Comunque, qui lo sfogo sessuale della Ekberg in borghese non basta (la carica sensuale del film sembra piuttosto concentrata in Joe Dallesandro, dritto dalla Factory di Warhol – un altro attore che pare piombato nella pellicola per errore; una suora si deciderà a leccargli la patta, ma non oserà spingersi oltre). Per questo motivo partono finalmente gli omicidi, un po’ blandi per la verità, con annesse lunghe (troppo) allucinazioni chirurgiche, fino al colpo di scena finale (il tipico twist di quegli anni, un altro elemento argentiano). Insomma, se proprio non sono assassine, queste suore comunque non la fanno mai giusta, e finisce che portano un po’ sfiga perfino quando sono porche. Forse la morale è che conviene sempre darsi una toccata quando ti passano accanto? A ben vedere, non è la comparsa di una suora che, in Vertigo, fa cascare Kim Novak dal campanile proprio quando tutto sembrava risolto? E, a scavare tra i documenti del passato, c’è effettivamente da restare terrorizzati. Ecco per esempio la suora Margherita Maria Alacoque, oggi santa e ripubblicata (credo per scherzo) da Sellerio.

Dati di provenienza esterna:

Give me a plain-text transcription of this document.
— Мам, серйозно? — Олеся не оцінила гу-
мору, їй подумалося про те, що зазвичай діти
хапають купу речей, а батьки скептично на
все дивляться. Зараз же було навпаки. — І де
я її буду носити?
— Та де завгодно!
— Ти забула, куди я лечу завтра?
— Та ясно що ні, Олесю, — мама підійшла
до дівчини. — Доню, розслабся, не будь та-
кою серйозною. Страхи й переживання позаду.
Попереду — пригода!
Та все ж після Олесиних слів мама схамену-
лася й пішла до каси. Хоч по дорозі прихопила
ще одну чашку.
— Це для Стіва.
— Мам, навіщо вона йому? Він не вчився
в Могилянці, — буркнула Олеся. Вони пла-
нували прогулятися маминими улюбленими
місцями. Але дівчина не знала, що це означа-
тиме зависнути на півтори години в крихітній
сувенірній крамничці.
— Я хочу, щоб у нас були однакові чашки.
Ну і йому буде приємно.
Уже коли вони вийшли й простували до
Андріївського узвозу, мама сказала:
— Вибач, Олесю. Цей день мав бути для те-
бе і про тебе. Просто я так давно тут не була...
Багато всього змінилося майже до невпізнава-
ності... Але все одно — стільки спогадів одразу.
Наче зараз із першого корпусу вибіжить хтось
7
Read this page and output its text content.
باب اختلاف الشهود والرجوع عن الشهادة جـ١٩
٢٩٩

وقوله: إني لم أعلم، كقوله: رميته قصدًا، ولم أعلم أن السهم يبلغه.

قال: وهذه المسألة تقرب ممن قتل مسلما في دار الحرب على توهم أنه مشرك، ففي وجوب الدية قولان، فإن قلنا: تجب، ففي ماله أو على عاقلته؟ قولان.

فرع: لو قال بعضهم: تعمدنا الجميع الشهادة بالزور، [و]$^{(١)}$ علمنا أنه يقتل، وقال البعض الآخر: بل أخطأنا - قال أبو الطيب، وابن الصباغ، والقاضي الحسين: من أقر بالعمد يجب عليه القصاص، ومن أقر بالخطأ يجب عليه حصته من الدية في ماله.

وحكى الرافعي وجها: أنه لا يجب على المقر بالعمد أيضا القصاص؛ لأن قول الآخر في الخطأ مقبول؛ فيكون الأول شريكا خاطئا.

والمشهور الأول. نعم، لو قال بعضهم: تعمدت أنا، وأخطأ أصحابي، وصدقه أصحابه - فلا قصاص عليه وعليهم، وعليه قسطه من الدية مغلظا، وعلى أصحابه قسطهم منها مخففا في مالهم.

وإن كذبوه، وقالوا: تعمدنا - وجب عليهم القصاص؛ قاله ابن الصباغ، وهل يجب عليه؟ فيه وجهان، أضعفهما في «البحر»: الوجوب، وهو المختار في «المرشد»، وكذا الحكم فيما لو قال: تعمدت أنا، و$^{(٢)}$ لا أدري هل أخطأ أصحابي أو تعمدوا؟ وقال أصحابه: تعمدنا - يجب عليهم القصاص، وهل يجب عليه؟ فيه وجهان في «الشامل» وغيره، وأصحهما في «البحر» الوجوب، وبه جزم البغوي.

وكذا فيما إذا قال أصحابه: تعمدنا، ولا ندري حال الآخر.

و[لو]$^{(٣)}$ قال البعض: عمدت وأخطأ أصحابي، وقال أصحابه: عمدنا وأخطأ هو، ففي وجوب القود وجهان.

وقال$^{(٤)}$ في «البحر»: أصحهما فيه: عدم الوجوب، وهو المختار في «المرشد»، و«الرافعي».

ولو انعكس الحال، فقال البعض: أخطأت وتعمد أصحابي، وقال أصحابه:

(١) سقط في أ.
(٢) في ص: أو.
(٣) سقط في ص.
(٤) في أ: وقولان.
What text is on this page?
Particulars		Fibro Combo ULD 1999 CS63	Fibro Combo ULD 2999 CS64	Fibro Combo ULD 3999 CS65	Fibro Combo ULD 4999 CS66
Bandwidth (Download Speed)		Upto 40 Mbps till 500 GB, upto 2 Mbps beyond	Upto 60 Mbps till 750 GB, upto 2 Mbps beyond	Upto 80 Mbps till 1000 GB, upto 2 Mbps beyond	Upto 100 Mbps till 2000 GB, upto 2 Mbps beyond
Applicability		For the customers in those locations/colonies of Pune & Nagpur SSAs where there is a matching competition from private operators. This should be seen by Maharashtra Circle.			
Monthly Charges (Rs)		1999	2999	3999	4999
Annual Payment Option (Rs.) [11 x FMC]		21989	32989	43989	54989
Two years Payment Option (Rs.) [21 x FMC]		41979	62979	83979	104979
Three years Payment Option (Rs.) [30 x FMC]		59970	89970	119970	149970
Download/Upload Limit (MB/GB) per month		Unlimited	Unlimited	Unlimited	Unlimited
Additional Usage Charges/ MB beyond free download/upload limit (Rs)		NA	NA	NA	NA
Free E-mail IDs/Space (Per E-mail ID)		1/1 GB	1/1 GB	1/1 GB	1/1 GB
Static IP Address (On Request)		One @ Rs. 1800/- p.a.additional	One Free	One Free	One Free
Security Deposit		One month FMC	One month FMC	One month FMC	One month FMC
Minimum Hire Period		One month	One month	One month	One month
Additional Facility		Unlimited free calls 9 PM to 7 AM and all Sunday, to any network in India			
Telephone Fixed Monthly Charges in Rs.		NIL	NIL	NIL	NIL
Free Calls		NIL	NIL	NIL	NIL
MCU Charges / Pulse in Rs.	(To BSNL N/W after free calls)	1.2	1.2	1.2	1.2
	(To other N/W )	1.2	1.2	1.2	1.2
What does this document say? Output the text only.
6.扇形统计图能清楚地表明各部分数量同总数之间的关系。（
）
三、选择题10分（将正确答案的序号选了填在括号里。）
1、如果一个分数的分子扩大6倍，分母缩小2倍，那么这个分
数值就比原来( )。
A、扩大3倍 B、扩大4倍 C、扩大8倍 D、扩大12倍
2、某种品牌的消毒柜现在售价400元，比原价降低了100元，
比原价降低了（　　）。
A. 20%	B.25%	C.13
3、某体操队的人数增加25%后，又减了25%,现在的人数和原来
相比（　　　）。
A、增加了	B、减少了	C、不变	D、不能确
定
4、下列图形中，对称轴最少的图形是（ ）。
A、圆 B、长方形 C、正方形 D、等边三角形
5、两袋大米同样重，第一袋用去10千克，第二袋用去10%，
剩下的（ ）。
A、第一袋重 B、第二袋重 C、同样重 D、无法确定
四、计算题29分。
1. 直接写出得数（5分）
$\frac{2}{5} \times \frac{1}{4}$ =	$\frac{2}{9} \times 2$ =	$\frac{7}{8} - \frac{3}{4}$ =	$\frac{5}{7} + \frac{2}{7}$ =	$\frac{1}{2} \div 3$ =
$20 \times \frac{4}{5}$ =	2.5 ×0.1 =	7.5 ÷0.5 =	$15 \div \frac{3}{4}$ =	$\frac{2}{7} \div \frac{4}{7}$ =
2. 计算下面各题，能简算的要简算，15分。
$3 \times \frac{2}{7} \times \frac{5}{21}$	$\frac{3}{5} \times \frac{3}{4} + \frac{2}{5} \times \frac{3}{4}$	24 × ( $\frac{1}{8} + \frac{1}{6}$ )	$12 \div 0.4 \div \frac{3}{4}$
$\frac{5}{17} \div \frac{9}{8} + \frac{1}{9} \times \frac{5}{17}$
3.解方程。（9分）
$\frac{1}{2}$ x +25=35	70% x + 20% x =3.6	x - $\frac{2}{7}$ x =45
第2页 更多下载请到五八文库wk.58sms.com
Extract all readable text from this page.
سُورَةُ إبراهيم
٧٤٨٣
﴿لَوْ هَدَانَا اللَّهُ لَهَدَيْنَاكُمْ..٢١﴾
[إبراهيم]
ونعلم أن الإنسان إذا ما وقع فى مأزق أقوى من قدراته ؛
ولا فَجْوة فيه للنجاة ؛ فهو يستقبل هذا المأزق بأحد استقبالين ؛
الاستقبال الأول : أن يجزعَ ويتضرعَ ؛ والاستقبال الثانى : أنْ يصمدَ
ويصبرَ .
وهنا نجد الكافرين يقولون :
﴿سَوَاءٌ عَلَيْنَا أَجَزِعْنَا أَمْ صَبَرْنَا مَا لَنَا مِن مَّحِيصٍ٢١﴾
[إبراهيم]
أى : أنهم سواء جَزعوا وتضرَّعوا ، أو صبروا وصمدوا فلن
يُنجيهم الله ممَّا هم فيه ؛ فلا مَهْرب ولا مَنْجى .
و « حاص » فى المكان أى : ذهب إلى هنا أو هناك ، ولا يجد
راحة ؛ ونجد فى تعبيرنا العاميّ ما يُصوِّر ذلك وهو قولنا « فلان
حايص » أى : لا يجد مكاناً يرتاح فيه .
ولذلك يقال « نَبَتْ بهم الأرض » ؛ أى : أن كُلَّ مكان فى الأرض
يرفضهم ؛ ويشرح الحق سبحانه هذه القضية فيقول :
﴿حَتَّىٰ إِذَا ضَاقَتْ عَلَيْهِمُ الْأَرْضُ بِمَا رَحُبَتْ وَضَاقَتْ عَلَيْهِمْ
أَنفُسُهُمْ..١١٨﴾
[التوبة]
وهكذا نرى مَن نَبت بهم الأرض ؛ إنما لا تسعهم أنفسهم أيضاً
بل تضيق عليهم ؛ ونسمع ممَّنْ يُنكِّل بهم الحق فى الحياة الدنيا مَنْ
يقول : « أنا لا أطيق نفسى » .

Siamo in Francia nel 1686: «Una volta, volendo pulire il vomito d’una malata, non riuscii a impedirmi di farlo con la lingua e di mangiarlo […] E una volta in cui ero stata colta da nausea mentre accudivo una malata che aveva la dissenteria, […] mi vidi costretta, mentre andavo a buttare via ciò che quella aveva fatto, a bagnarvi a lungo la lingua dentro e a riempirmene la bocca. […] “O mio Signore, lo faccio per farvi piacere e conquistare il vostro cuore divino”». E, a conferma che l’abbinamento suore e scatologia è inaggirabile, possiamo tornare a Corsicato, che non contento di aver reso suora addirittura Iaia Forte (ne Il volto di un’altra, dove tra l’altro c’è una scena di attività fisica all’aperto che richiama direttamente Suor Omicidi), le fa dire, a Lino Guanciale manovale sexy e sporco che vuole scioperare: «Su muoviti Che Guevara, che c’è da portare i water nella discarica.»